Die Reaktion von Gericht und Staatsanwaltschaft ist es, die einen Verteidiger an der Justiz zweifeln lässt:

Das Gericht mokiert sich, dass diese Erklärung zur Rechtslage doch wohl eher in das Plädoyer gehörte. Nein,  sage ich, das tut sie nicht,. Sie hätte eigentlich ins Vorverfahren gehört, und von der Staatsanwaltschaft geleistet werden müssen - Fehlanzeige. Spätestens das Gericht hätte sie aber im Zwischenverfahren leisten müssen - Fehlanzeige. Dann auch noch die Verteidigung dafür zu rügen, dass sie auf seinem Mandanten nachteilhafte Fehler der Justiz hinweist, ist einfach nur dreist.

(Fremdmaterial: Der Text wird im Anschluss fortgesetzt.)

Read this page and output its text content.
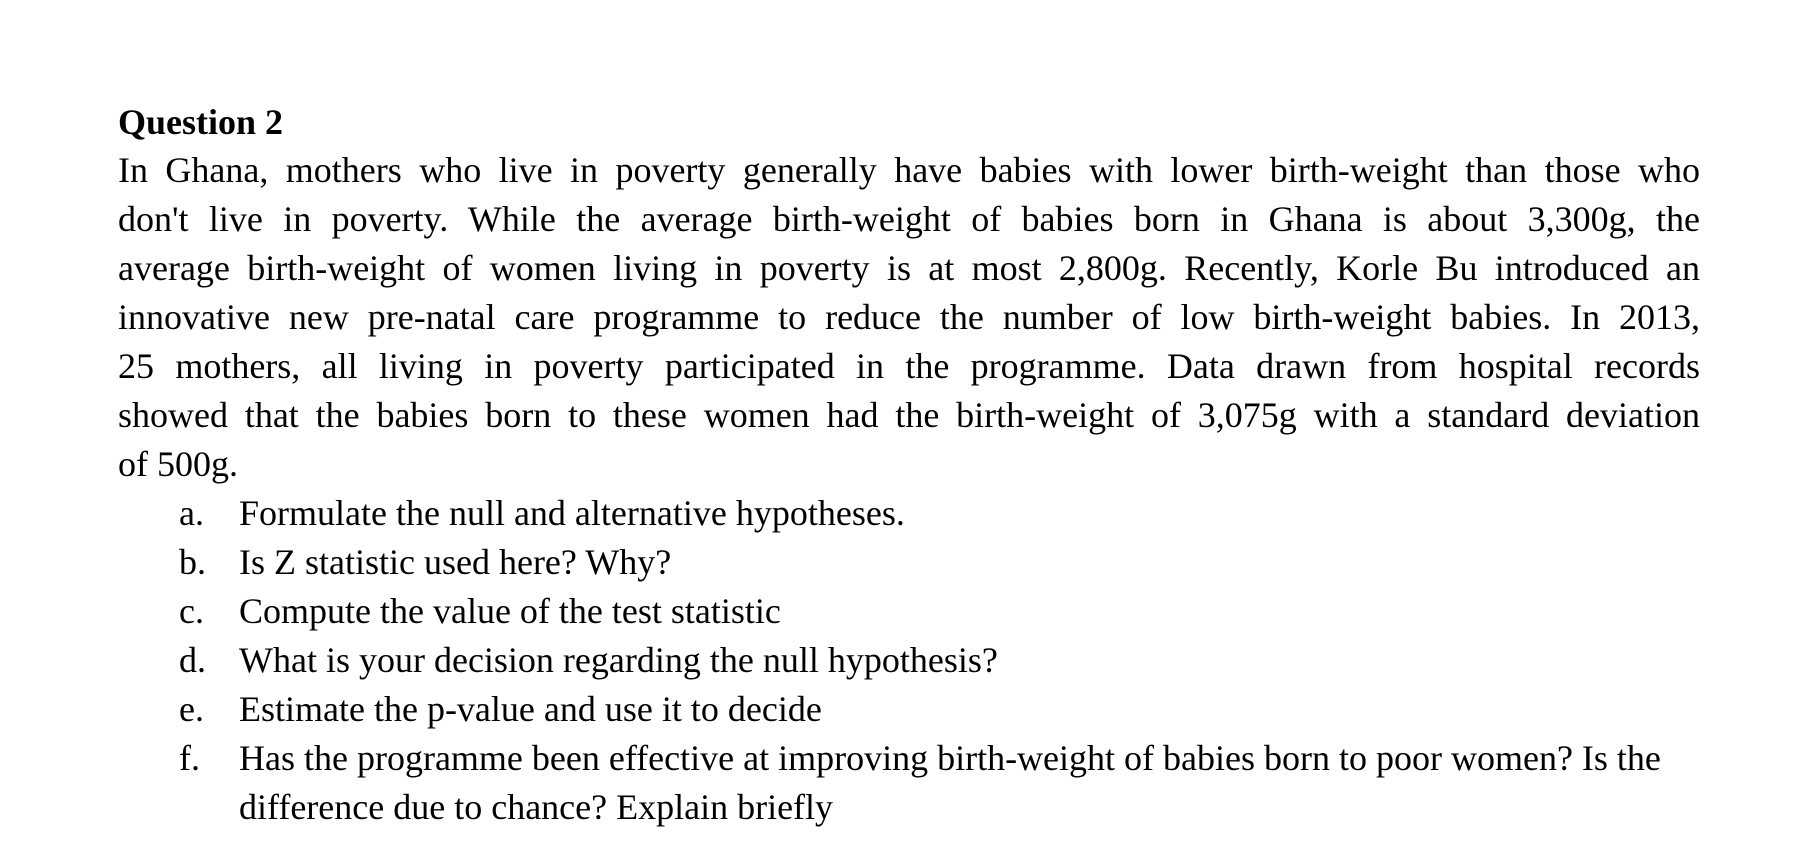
Question 2

In Ghana, mothers who live in poverty generally have babies with lower birth-weight than those who
don't live in poverty. While the average birth-weight of babies born in Ghana is about 3,300g, the
average birth-weight of women living in poverty is at most 2,800g. Recently, Korle Bu introduced an
innovative new pre-natal care programme to reduce the number of low birth-weight babies. In 2013,
25 mothers, all living in poverty participated in the programme. Data drawn from hospital records
showed that the babies born to these women had the birth-weight of 3,075g with a standard deviation
of 500g.

a. Formulate the null and alternative hypotheses.
b. Is Z statistic used here? Why?
c. Compute the value of the test statistic
d. What is your decision regarding the null hypothesis?
e. Estimate the p-value and use it to decide
f. Has the programme been effective at improving birth-weight of babies born to poor women? Is the difference due to chance? Explain briefly
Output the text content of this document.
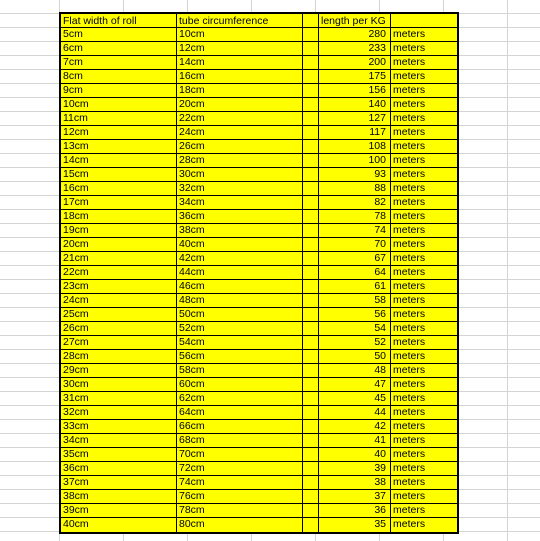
Flat width of roll	tube circumference	length per KG
5cm	10cm	280 meters
6cm	12cm	233 meters
7cm	14cm	200 meters
8cm	16cm	175 meters
9cm	18cm	156 meters
10cm	20cm	140 meters
11cm	22cm	127 meters
12cm	24cm	117 meters
13cm	26cm	108 meters
14cm	28cm	100 meters
15cm	30cm	93 meters
16cm	32cm	88 meters
17cm	34cm	82 meters
18cm	36cm	78 meters
19cm	38cm	74 meters
20cm	40cm	70 meters
21cm	42cm	67 meters
22cm	44cm	64 meters
23cm	46cm	61 meters
24cm	48cm	58 meters
25cm	50cm	56 meters
26cm	52cm	54 meters
27cm	54cm	52 meters
28cm	56cm	50 meters
29cm	58cm	48 meters
30cm	60cm	47 meters
31cm	62cm	45 meters
32cm	64cm	44 meters
33cm	66cm	42 meters
34cm	68cm	41 meters
35cm	70cm	40 meters
36cm	72cm	39 meters
37cm	74cm	38 meters
38cm	76cm	37 meters
39cm	78cm	36 meters
40cm	80cm	35 meters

Die Vertretung der Staatsanwaltschaft hat übrigens nur still dabei gesessen. Später hat sie dann darum gebeten, doch auch einmal die Verfahrensakte sehen zu dürfen - die kannte sie nämlich noch gar nicht. Das hatte bis dato allerdings nicht daran gehindert, einen haltlosen Vorwurf zu vertreten. Irgendeine Form von Problem- oder gar Unrechtsbewusstsein sucht man auch hier vergebens.

Wenn man so etwas in weniger bedeutsamen Verfahren häufiger erlebt, dann wundern einen die Vorkommnisse in Verfahren wie dem gegen den allgegenwärtigen Gustl Mollath etwas weniger.